Money has been moving like lava through the economy for almost two months now amid the coronavirus shutdowns resulting in millions of layoffs, which some bank officials like J.P. Morgan’s Bob Michele, say will keep unemployment high for at least a decade. The bleak prediction comes as the April jobs report, published today, reported that 20.5 million people joined the ranks of the unemployed. If we consider a study done by the Economic Policy Institute, the real figure could be twice larger.



Meanwhile, mortgage lending has slowed to a standstill as credit availability tanked 26 percent since February and laid-off workers around the country are finding they make more money collecting unemployment than cashing their payroll check. Michele speculated about what might happen “when Paycheck Protection Program (PPP) runs out of money”, venturing that curbed consumer spending will cause even more layoffs in the near future.


But the dangers of an exceptionally slowed-down U.S. economy can and is already starting to have an acute effect on the rest of the world. Brazilian Economy Minister Paulo Guedes, warned yesterday of an “economic collapse” as a result of the measures put in place to stem the coronavirus outbreak. The sudden downturn has left Brazilian President Jair Bolsonaro’s plan to “re-start” Brazil’s economy in the dust, as the IMF predicts a 5.3 percent contraction to the Brazilian economy this year.


A brief emitted and updated on May 4 by the UN’s Industrial Development Organization (UNIDO), projects that developing countries, especially in Latin America and Eurasia, will be the “hardest hit” by the economic impact of the COVID-19 pandemic response. Tellingly, the brief includes a study showing “unprecedented outflows of capital from emerging economies” into the coffers of the first world.

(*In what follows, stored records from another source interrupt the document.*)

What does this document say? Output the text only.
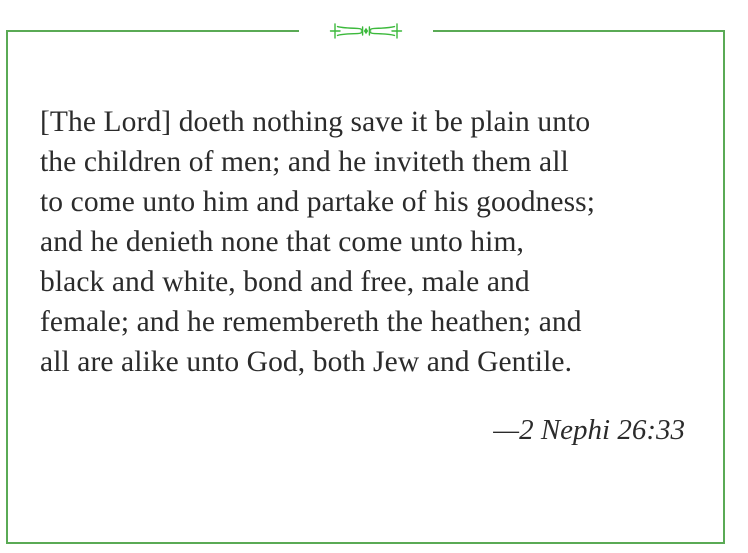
[The Lord] doeth nothing save it be plain unto
the children of men; and he inviteth them all
to come unto him and partake of his goodness;
and he denieth none that come unto him,
black and white, bond and free, male and
female; and he remembereth the heathen; and
all are alike unto God, both Jew and Gentile.
—2 Nephi 26:33
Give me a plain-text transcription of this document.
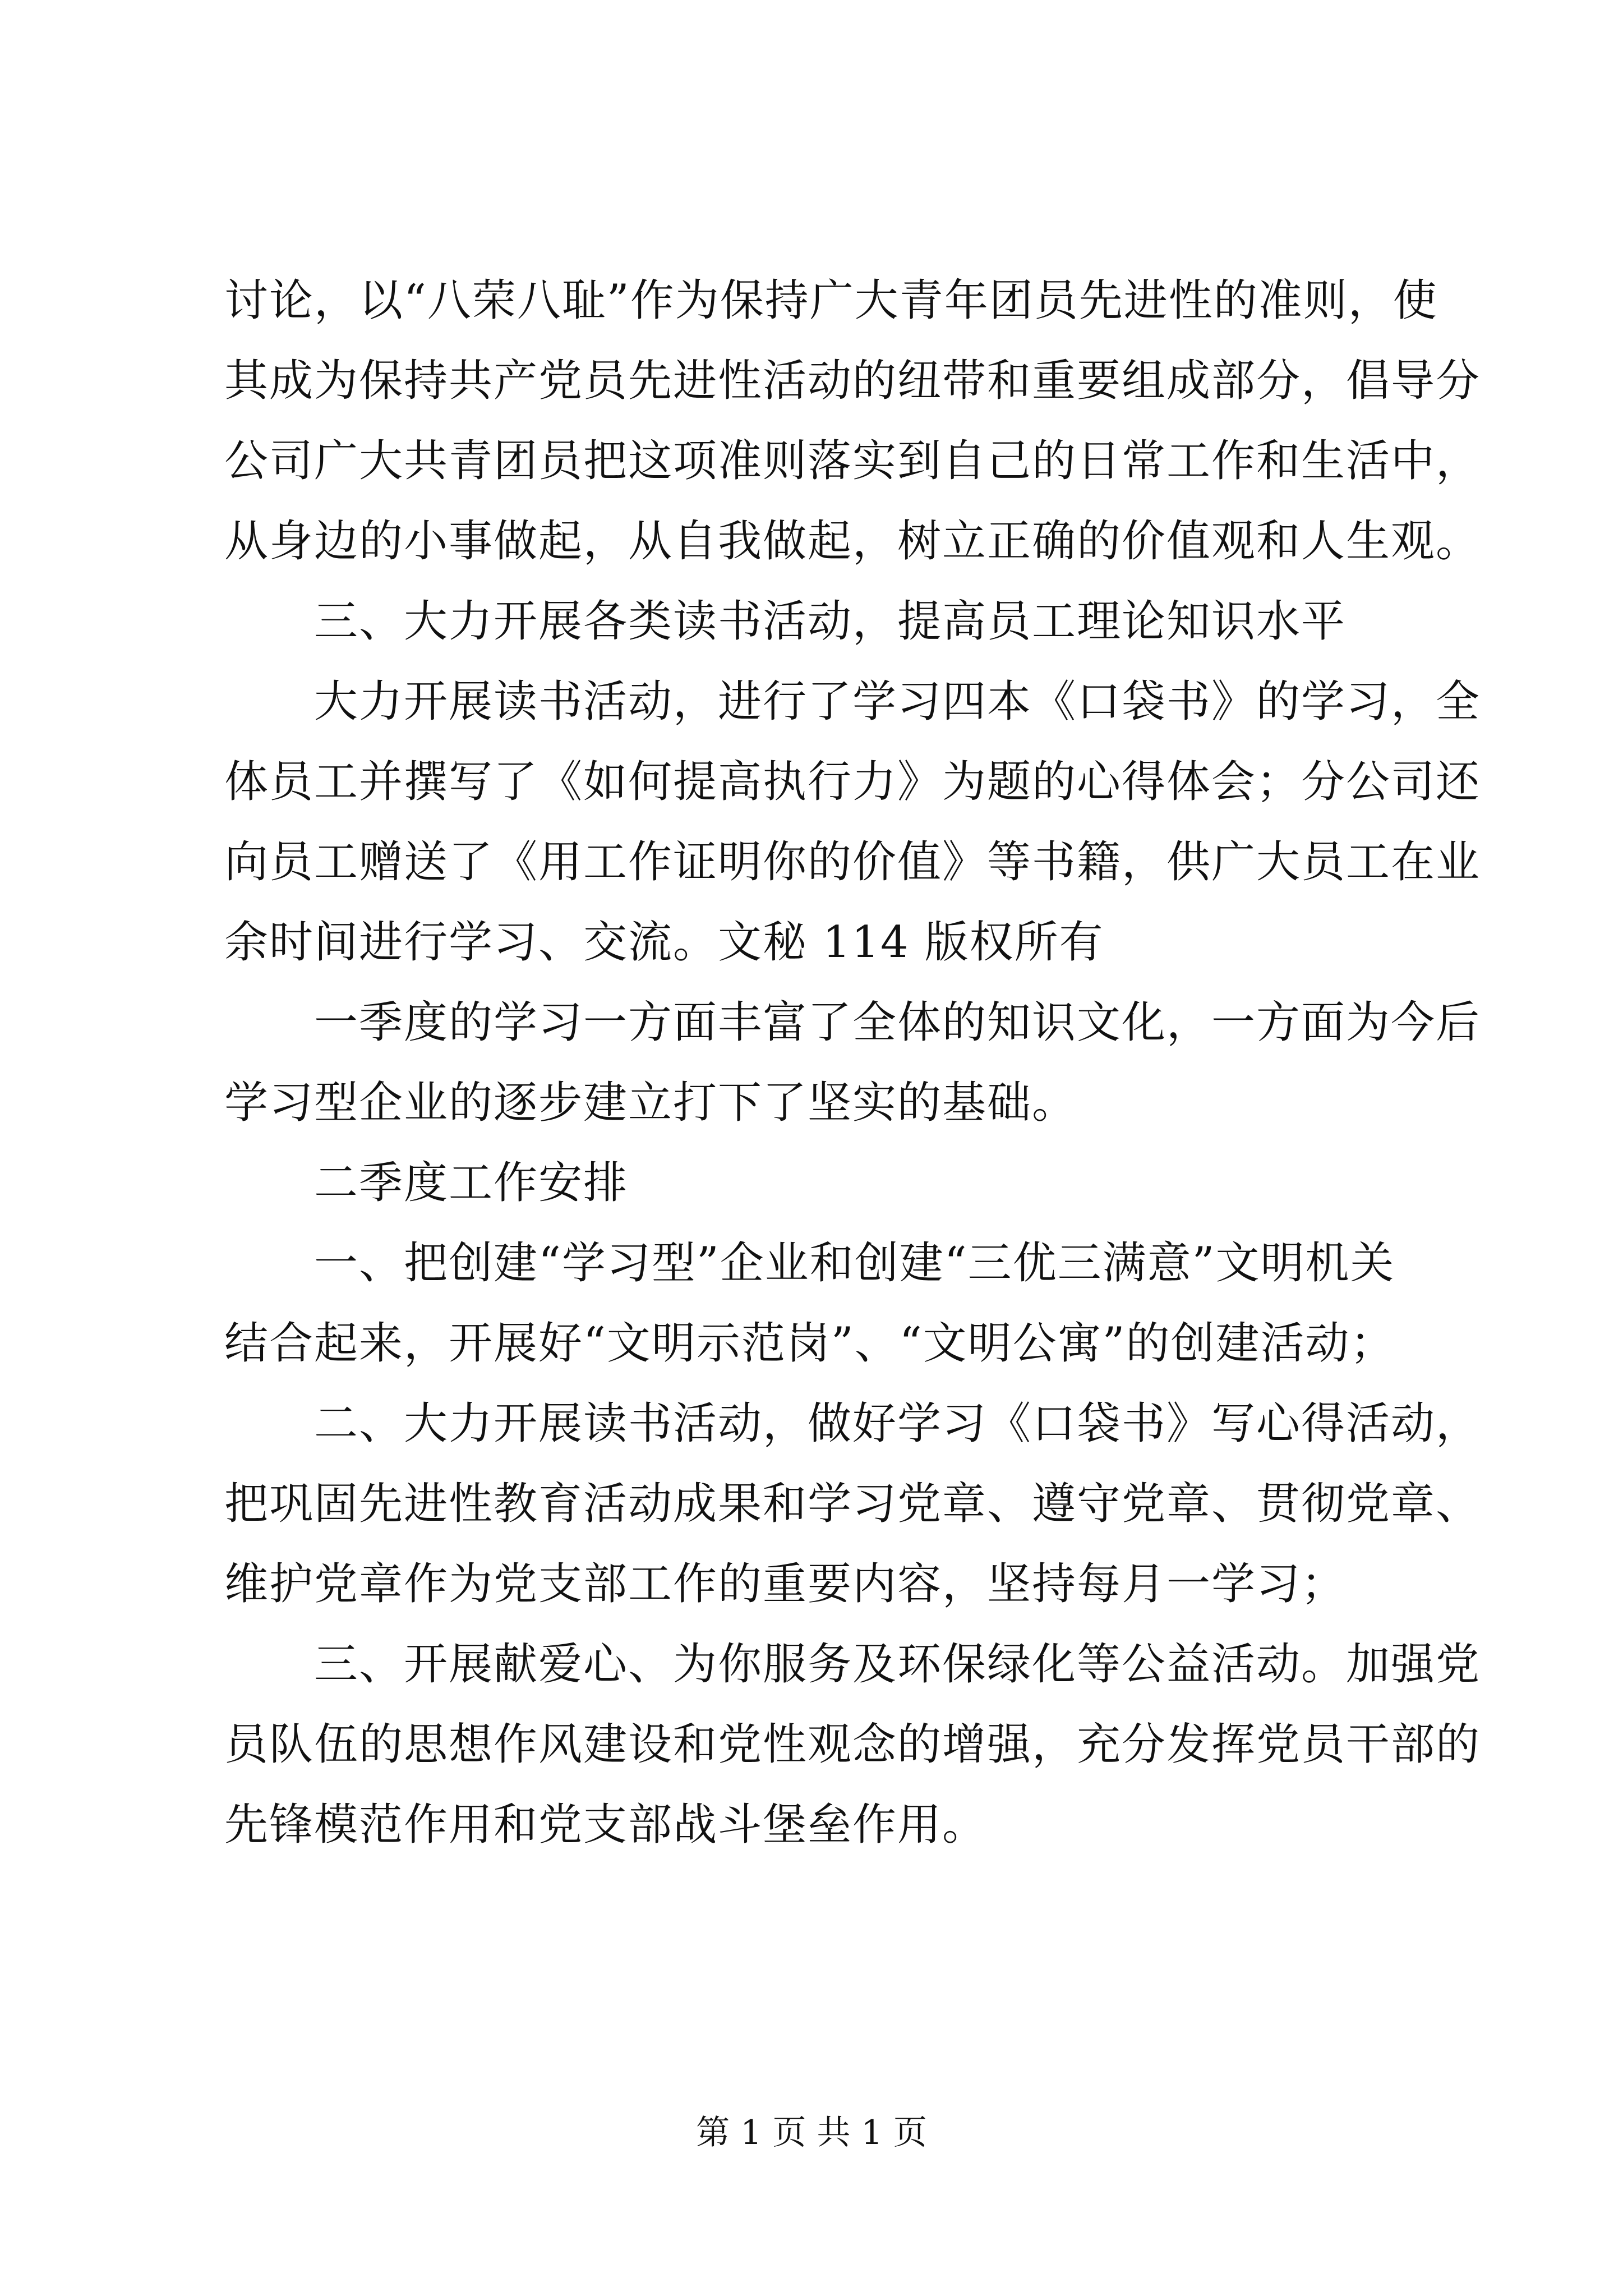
讨论，以“八荣八耻”作为保持广大青年团员先进性的准则，使
其成为保持共产党员先进性活动的纽带和重要组成部分，倡导分
公司广大共青团员把这项准则落实到自己的日常工作和生活中，
从身边的小事做起，从自我做起，树立正确的价值观和人生观。
三、大力开展各类读书活动，提高员工理论知识水平
大力开展读书活动，进行了学习四本《口袋书》的学习，全
体员工并撰写了《如何提高执行力》为题的心得体会；分公司还
向员工赠送了《用工作证明你的价值》等书籍，供广大员工在业
余时间进行学习、交流。文秘 114 版权所有
一季度的学习一方面丰富了全体的知识文化，一方面为今后
学习型企业的逐步建立打下了坚实的基础。
二季度工作安排
一、把创建“学习型”企业和创建“三优三满意”文明机关
结合起来，开展好“文明示范岗”、“文明公寓”的创建活动；
二、大力开展读书活动，做好学习《口袋书》写心得活动，
把巩固先进性教育活动成果和学习党章、遵守党章、贯彻党章、
维护党章作为党支部工作的重要内容，坚持每月一学习；
三、开展献爱心、为你服务及环保绿化等公益活动。加强党
员队伍的思想作风建设和党性观念的增强，充分发挥党员干部的
先锋模范作用和党支部战斗堡垒作用。
第 1 页 共 1 页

As jobs disappear and our everyday lives are disrupted in the name of flattening the curve of the coronavirus WHO-declared pandemic, a picture of what tomorrow will look like is still too uncertain to make out, but all indications show that we are close to a breaking point.


No Jobs and no credit


In a “series of economic briefings” leading up to President Donald Trump’s decision to scrap the CDC’s reopening guidelines yesterday, the President was warned that up to “50 percent of the country’s small businesses” could disappear.


Mortgage lending has also come to a standstill, as banks get stricter on lending terms and reserve the toughest rules for Fannie & Freddie Mac loans. J.P. Morgan and Wells Fargo, two of the usual suspects in this century’s financial scandals, are requiring prime credit scores of 700 or above and, in the case of JPM, a 20 percent down payment on the home price. Indeed, our too-big-to-fail financial institutions who benefited so egregiously in the 2008 bailouts are once again mitigating their risk on our dime, but this time before the crash actually happens.